The Tamaulipas crow (Corvus imparatus) is a crow found in northeastern Mexico and southern Texas.

== Description ==
It is a relatively small and sleek looking crow, 34–38 cm in length. It has very glossy dark, bluish plumage, which appears soft and silky. The bill is quite slender and black, as are the legs and feet. The Chihuahuan raven, a much larger and very different bird, is the only crow it commonly occurs alongside.

==Taxonomy==
The Sinaloa crow (Corvus sinaloae) appears to be genetically extremely close to this bird and can be considered the western form of it though the voice is quite different, indeed a third species, the fish crow (Corvus ossifragus) of the southeastern United States appears to be very closely related to them also and the three may be considered a superspecies.

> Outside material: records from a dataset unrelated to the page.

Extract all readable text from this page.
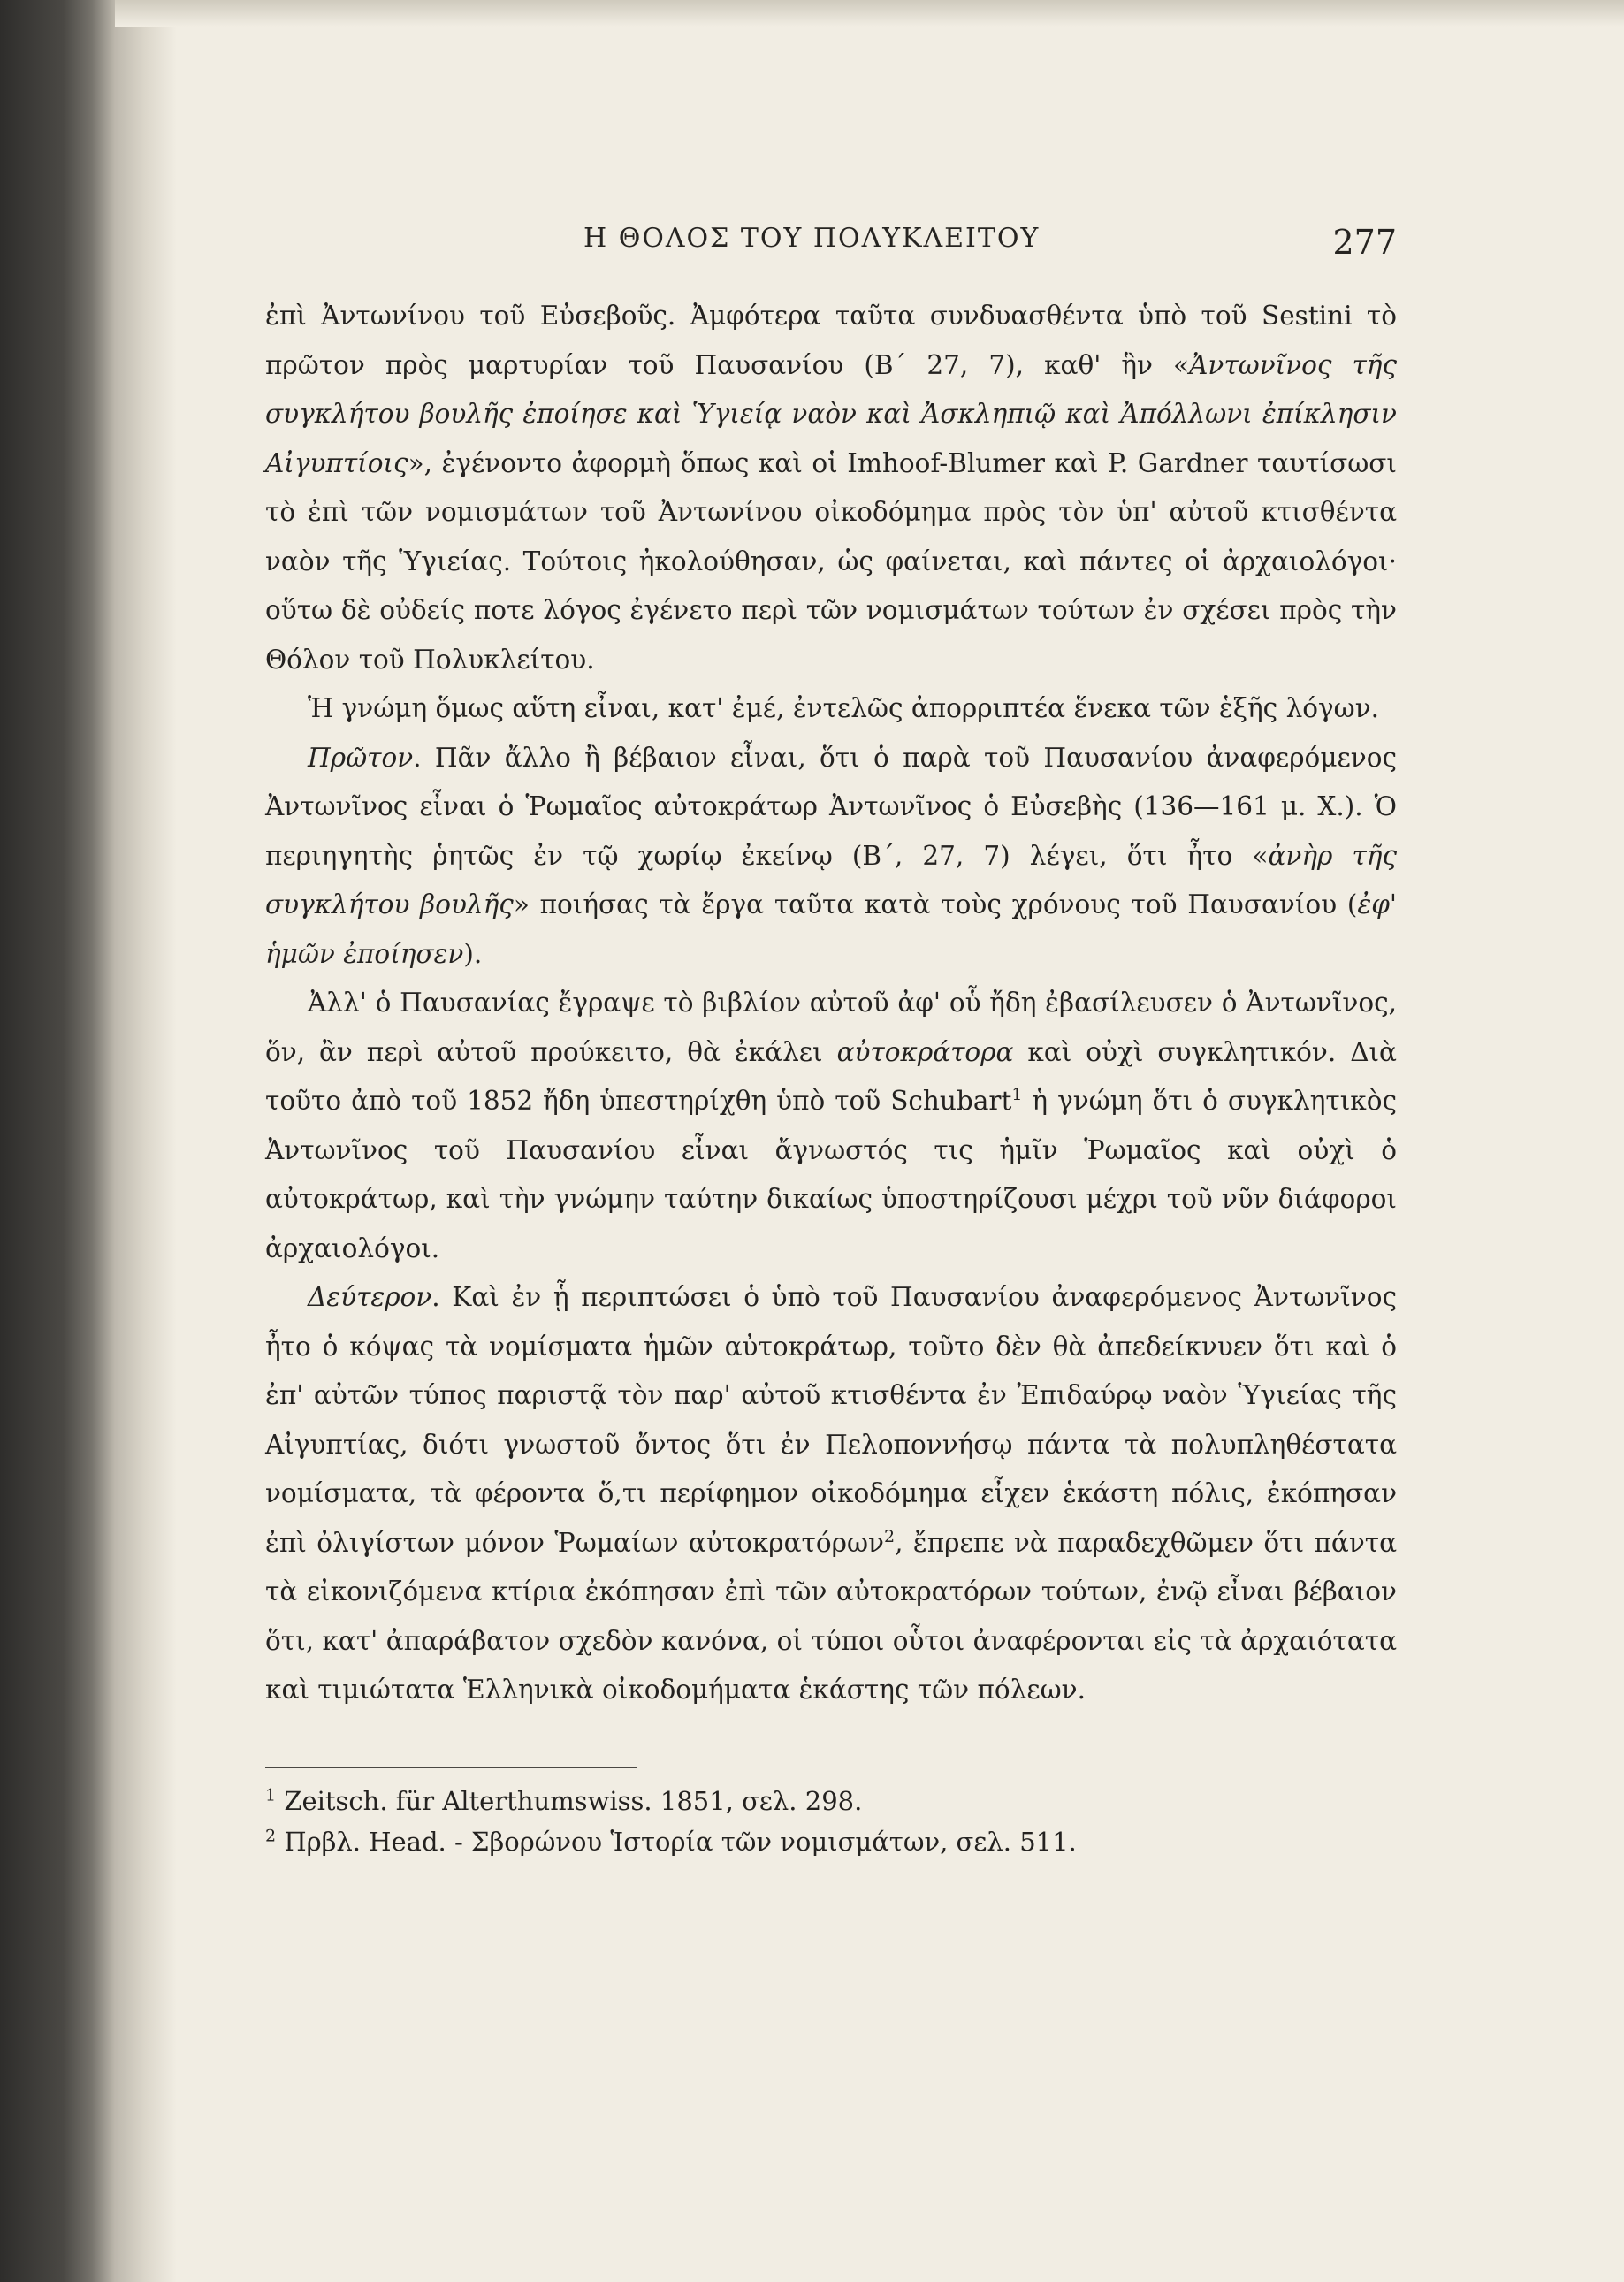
Η ΘΟΛΟΣ ΤΟΥ ΠΟΛΥΚΛΕΙΤΟΥ	277

ἐπὶ Ἀντωνίνου τοῦ Εὐσεβοῦς. Ἀμφότερα ταῦτα συνδυασθέντα ὑπὸ τοῦ Sestini τὸ πρῶτον πρὸς μαρτυρίαν τοῦ Παυσανίου (Β΄ 27, 7), καθ' ἣν «Ἀντωνῖνος τῆς συγκλήτου βουλῆς ἐποίησε καὶ Ὑγιείᾳ ναὸν καὶ Ἀσκληπιῷ καὶ Ἀπόλλωνι ἐπίκλησιν Αἰγυπτίοις», ἐγένοντο ἀφορμὴ ὅπως καὶ οἱ Imhoof-Blumer καὶ P. Gardner ταυτίσωσι τὸ ἐπὶ τῶν νομισμάτων τοῦ Ἀντωνίνου οἰκοδόμημα πρὸς τὸν ὑπ' αὐτοῦ κτισθέντα ναὸν τῆς Ὑγιείας. Τούτοις ἠκολούθησαν, ὡς φαίνεται, καὶ πάντες οἱ ἀρχαιολόγοι· οὕτω δὲ οὐδείς ποτε λόγος ἐγένετο περὶ τῶν νομισμάτων τούτων ἐν σχέσει πρὸς τὴν Θόλον τοῦ Πολυκλείτου.

Ἡ γνώμη ὅμως αὕτη εἶναι, κατ' ἐμέ, ἐντελῶς ἀπορριπτέα ἕνεκα τῶν ἑξῆς λόγων.

Πρῶτον. Πᾶν ἄλλο ἢ βέβαιον εἶναι, ὅτι ὁ παρὰ τοῦ Παυσανίου ἀναφερόμενος Ἀντωνῖνος εἶναι ὁ Ῥωμαῖος αὐτοκράτωρ Ἀντωνῖνος ὁ Εὐσεβὴς (136—161 μ. Χ.). Ὁ περιηγητὴς ῥητῶς ἐν τῷ χωρίῳ ἐκείνῳ (Β΄, 27, 7) λέγει, ὅτι ἦτο «ἀνὴρ τῆς συγκλήτου βουλῆς» ποιήσας τὰ ἔργα ταῦτα κατὰ τοὺς χρόνους τοῦ Παυσανίου (ἐφ' ἡμῶν ἐποίησεν).

Ἀλλ' ὁ Παυσανίας ἔγραψε τὸ βιβλίον αὐτοῦ ἀφ' οὗ ἤδη ἐβασίλευσεν ὁ Ἀντωνῖνος, ὅν, ἂν περὶ αὐτοῦ προύκειτο, θὰ ἐκάλει αὐτοκράτορα καὶ οὐχὶ συγκλητικόν. Διὰ τοῦτο ἀπὸ τοῦ 1852 ἤδη ὑπεστηρίχθη ὑπὸ τοῦ Schubart$^1$ ἡ γνώμη ὅτι ὁ συγκλητικὸς Ἀντωνῖνος τοῦ Παυσανίου εἶναι ἄγνωστός τις ἡμῖν Ῥωμαῖος καὶ οὐχὶ ὁ αὐτοκράτωρ, καὶ τὴν γνώμην ταύτην δικαίως ὑποστηρίζουσι μέχρι τοῦ νῦν διάφοροι ἀρχαιολόγοι.

Δεύτερον. Καὶ ἐν ᾗ περιπτώσει ὁ ὑπὸ τοῦ Παυσανίου ἀναφερόμενος Ἀντωνῖνος ἦτο ὁ κόψας τὰ νομίσματα ἡμῶν αὐτοκράτωρ, τοῦτο δὲν θὰ ἀπεδείκνυεν ὅτι καὶ ὁ ἐπ' αὐτῶν τύπος παριστᾷ τὸν παρ' αὐτοῦ κτισθέντα ἐν Ἐπιδαύρῳ ναὸν Ὑγιείας τῆς Αἰγυπτίας, διότι γνωστοῦ ὄντος ὅτι ἐν Πελοποννήσῳ πάντα τὰ πολυπληθέστατα νομίσματα, τὰ φέροντα ὅ,τι περίφημον οἰκοδόμημα εἶχεν ἑκάστη πόλις, ἐκόπησαν ἐπὶ ὀλιγίστων μόνον Ῥωμαίων αὐτοκρατόρων$^2$, ἔπρεπε νὰ παραδεχθῶμεν ὅτι πάντα τὰ εἰκονιζόμενα κτίρια ἐκόπησαν ἐπὶ τῶν αὐτοκρατόρων τούτων, ἐνῷ εἶναι βέβαιον ὅτι, κατ' ἀπαράβατον σχεδὸν κανόνα, οἱ τύποι οὗτοι ἀναφέρονται εἰς τὰ ἀρχαιότατα καὶ τιμιώτατα Ἑλληνικὰ οἰκοδομήματα ἑκάστης τῶν πόλεων.

$^1$ Zeitsch. für Alterthumswiss. 1851, σελ. 298.

$^2$ Πρβλ. Head. - Σβορώνου Ἱστορία τῶν νομισμάτων, σελ. 511.
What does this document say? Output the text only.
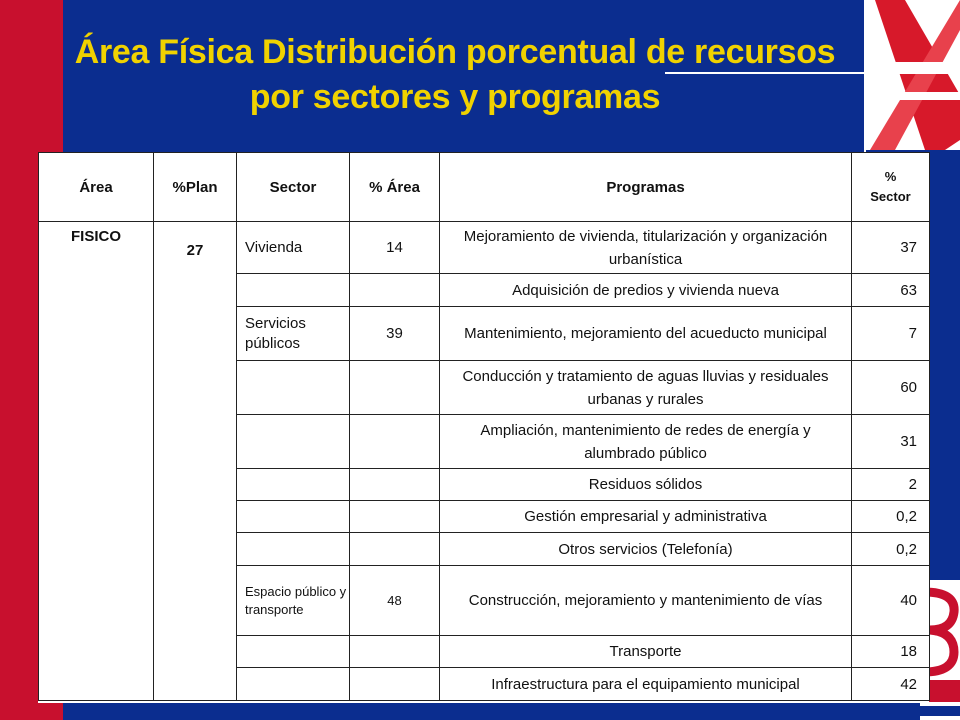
Área Física Distribución porcentual de recursos
por sectores y programas
Área	%Plan	Sector	% Área	Programas	%
Sector

FISICO	27	Vivienda	14	Mejoramiento de vivienda, titularización y organización urbanística	37
				Adquisición de predios y vivienda nueva	63
		Servicios públicos	39	Mantenimiento, mejoramiento del acueducto municipal	7
				Conducción y tratamiento de aguas lluvias y residuales urbanas y rurales	60
				Ampliación, mantenimiento de redes de energía y alumbrado público	31
				Residuos sólidos	2
				Gestión empresarial y administrativa	0,2
				Otros servicios (Telefonía)	0,2
		Espacio público y transporte	48	Construcción, mejoramiento y mantenimiento de vías	40
				Transporte	18
				Infraestructura para el equipamiento municipal	42
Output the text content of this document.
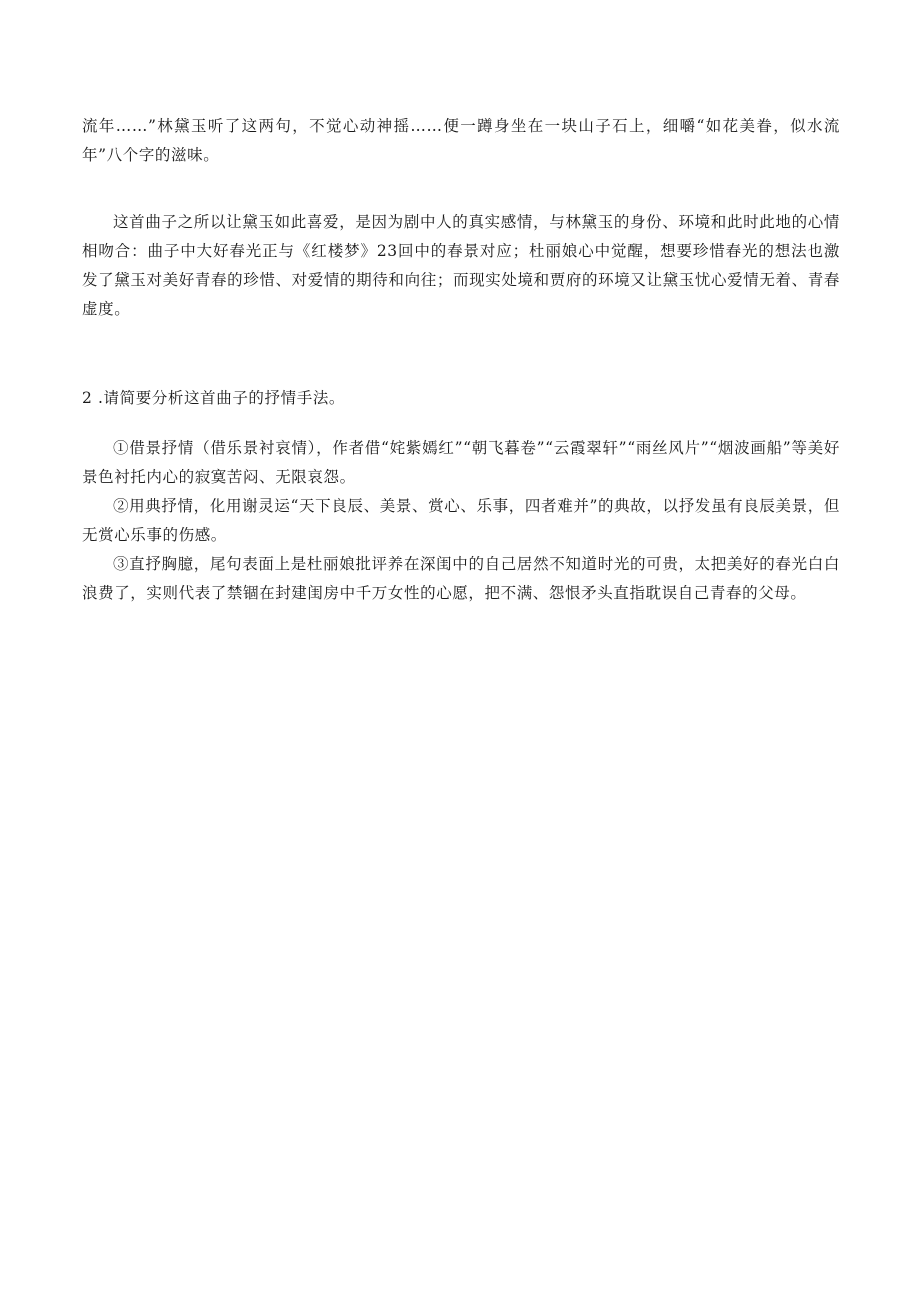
流年……”林黛玉听了这两句，不觉心动神摇……便一蹲身坐在一块山子石上，细嚼“如花美眷，似水流年”八个字的滋味。

这首曲子之所以让黛玉如此喜爱，是因为剧中人的真实感情，与林黛玉的身份、环境和此时此地的心情相吻合：曲子中大好春光正与《红楼梦》23回中的春景对应；杜丽娘心中觉醒，想要珍惜春光的想法也激发了黛玉对美好青春的珍惜、对爱情的期待和向往；而现实处境和贾府的环境又让黛玉忧心爱情无着、青春虚度。

2 .请简要分析这首曲子的抒情手法。

①借景抒情（借乐景衬哀情），作者借“姹紫嫣红”“朝飞暮卷”“云霞翠轩”“雨丝风片”“烟波画船”等美好景色衬托内心的寂寞苦闷、无限哀怨。

②用典抒情，化用谢灵运“天下良辰、美景、赏心、乐事，四者难并”的典故，以抒发虽有良辰美景，但无赏心乐事的伤感。

③直抒胸臆，尾句表面上是杜丽娘批评养在深闺中的自己居然不知道时光的可贵，太把美好的春光白白浪费了，实则代表了禁锢在封建闺房中千万女性的心愿，把不满、怨恨矛头直指耽误自己青春的父母。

==Distribution and habitat==
Occurring in a relatively small area in northeastern Mexico, it inhabits near desert scrub and bushland and includes farms, small towns and villages in its range. It also occurs in more humid woodland in open areas but does not appear to be found in the higher mountains or along the seashore. It is a sociable bird often forming large flocks, moving together in close groups. Its northern range reaches Brownsville in southern Texas where it has been known to nest.

==Behaviour==

===Diet===
Food would appear to be mainly insects taken on the ground though eggs and nestlings are taken in trees as well as many fruits and berries.

===Nesting===
The nest is similar to the American crow but smaller and is built in a tree or large bush.

===Voice===
The voice of this crow is unusual and unlike most other species of the genus Corvus. It has a low croaking sound rather like a frog and a call that is described as a soft "gar-lik".